Will we sustain an open global economy while also managing tensions between a rising autocracy and democracies in relative economic decline? That was the question posed by the arrival of imperial Germany as Europe’s leading economic and military power in the late 19th century. It is the question posed today by the rise of communist China. Now, as then, mistrust is high and rising. Now, as then, actions of the rising power raise risks of conflict. We know how this story ended in 1914. How will the new one end, a century later?

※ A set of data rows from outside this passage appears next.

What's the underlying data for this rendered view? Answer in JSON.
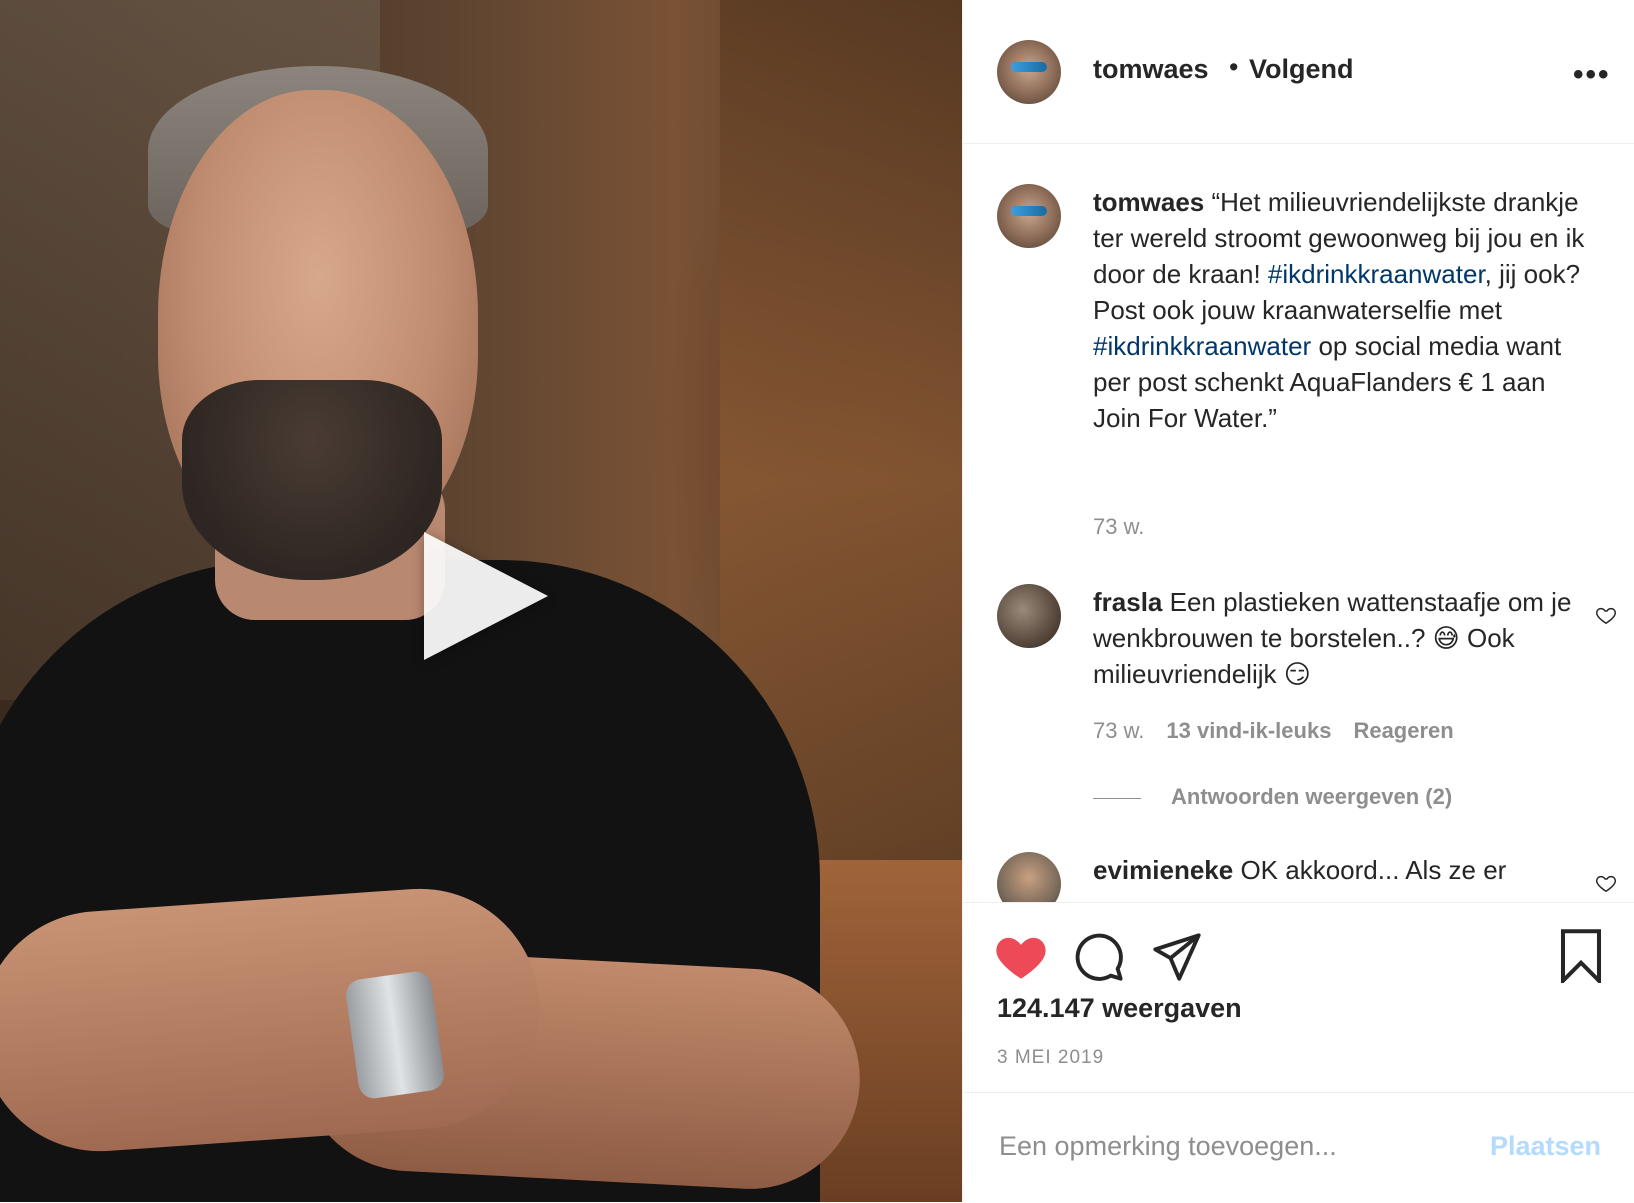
{
  "media": {
    "play_icon": "play-icon"
  },
  "header": {
    "username": "tomwaes",
    "separator": "•",
    "follow_status": "Volgend",
    "more_label": "•••"
  },
  "caption": {
    "username": "tomwaes",
    "text_1": "“Het milieuvriendelijkste drankje ter wereld stroomt gewoonweg bij jou en ik door de kraan! ",
    "hashtag_1": "#ikdrinkkraanwater",
    "text_2": ", jij ook? Post ook jouw kraanwaterselfie met ",
    "hashtag_2": "#ikdrinkkraanwater",
    "text_3": " op social media want per post schenkt AquaFlanders € 1 aan Join For Water.”",
    "age": "73 w."
  },
  "comments": [
    {
      "username": "frasla",
      "text": "Een plastieken wattenstaafje om je wenkbrouwen te borstelen..? 😅 Ook milieuvriendelijk 😏",
      "age": "73 w.",
      "likes": "13 vind-ik-leuks",
      "reply_label": "Reageren",
      "view_replies": "Antwoorden weergeven (2)"
    },
    {
      "username": "evimieneke",
      "text": "OK akkoord... Als ze er"
    }
  ],
  "actions": {
    "like_icon": "heart-filled-icon",
    "comment_icon": "comment-icon",
    "share_icon": "share-icon",
    "save_icon": "bookmark-icon",
    "like_color": "#ed4956"
  },
  "stats": {
    "views": "124.147 weergaven",
    "date": "3 MEI 2019"
  },
  "add_comment": {
    "placeholder": "Een opmerking toevoegen...",
    "post_label": "Plaatsen",
    "post_color": "#b3dbff"
  }
}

China’s decision to create an “East China Sea air defence identification zone” that covers uninhabited islands currently under the control of Japan (called Senkaku by Japan and Diaoyu by China) is evidently provocative: the two countries’ air defence zones now overlap. Neither Japan nor South Korea recognises the new zone, which China seems prepared to defend. The US does not recognise the zone either, and is bound by treaty to support Japan in a conflict. Yet the State department has also indicated that it “expects” US commercial aircraft to comply with Chinese demands, in order to avoid the danger to innocent lives.
The signals, then, are mixed, as usual in such situations. But, as William Fallon, a former head of US Pacific Command, has noted, the Chinese zone raises the potential for an accidental conflict. What would happen if Chinese and Japanese military aircraft were to fire on one another? What would happen if Chinese military jets were to fire on a civilian aircraft or force it down? The mixed signals from the US may even increase the risks of conflict.